Avoiding the issue or addressing the needs of trans and non-binary clients on a case-by-case basis risks further marginalizing an already marginalized population: recent studies and surveys conducted by the Public Health Agency of Canada and TRANS Pulse Canada, for example, have found that trans and non-binary people (who make up just one third of one percent of Canada’s population) are financially disadvantaged compared to their cisgendered counterparts.

Applying for insurance requires all clients to disclose sometimes sensitive or uncomfortable personal health information, regardless of gender; insurers and advisors can use their longstanding expertise in handling this sort of information respectfully and discreetly when working with trans and non-binary clients.
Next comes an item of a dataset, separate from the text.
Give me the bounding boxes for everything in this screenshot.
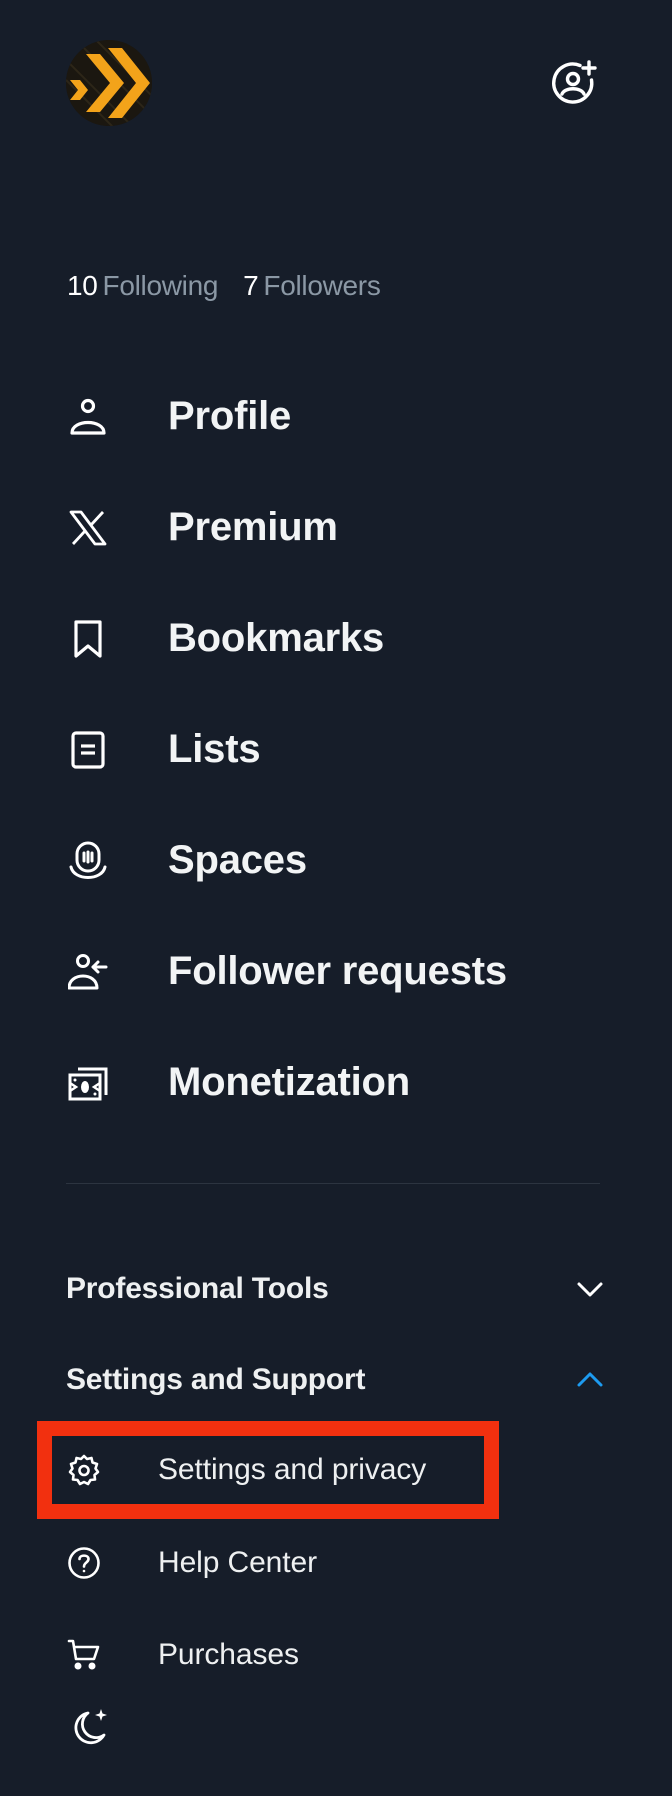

And the industry — in consultation with trans, non-binary and other gender nonconforming clients, professionals and stakeholders — can and should take a leadership position on this issue, Perreira said.

“There are so many gaps, and we need to take a long hard look at them and come up with some reasonable assumptions, because it’s no longer 1952,” she said. “It is not a binary world and it’s only going to go more and more in that direction. Companies are going to have to and want to change with the times.”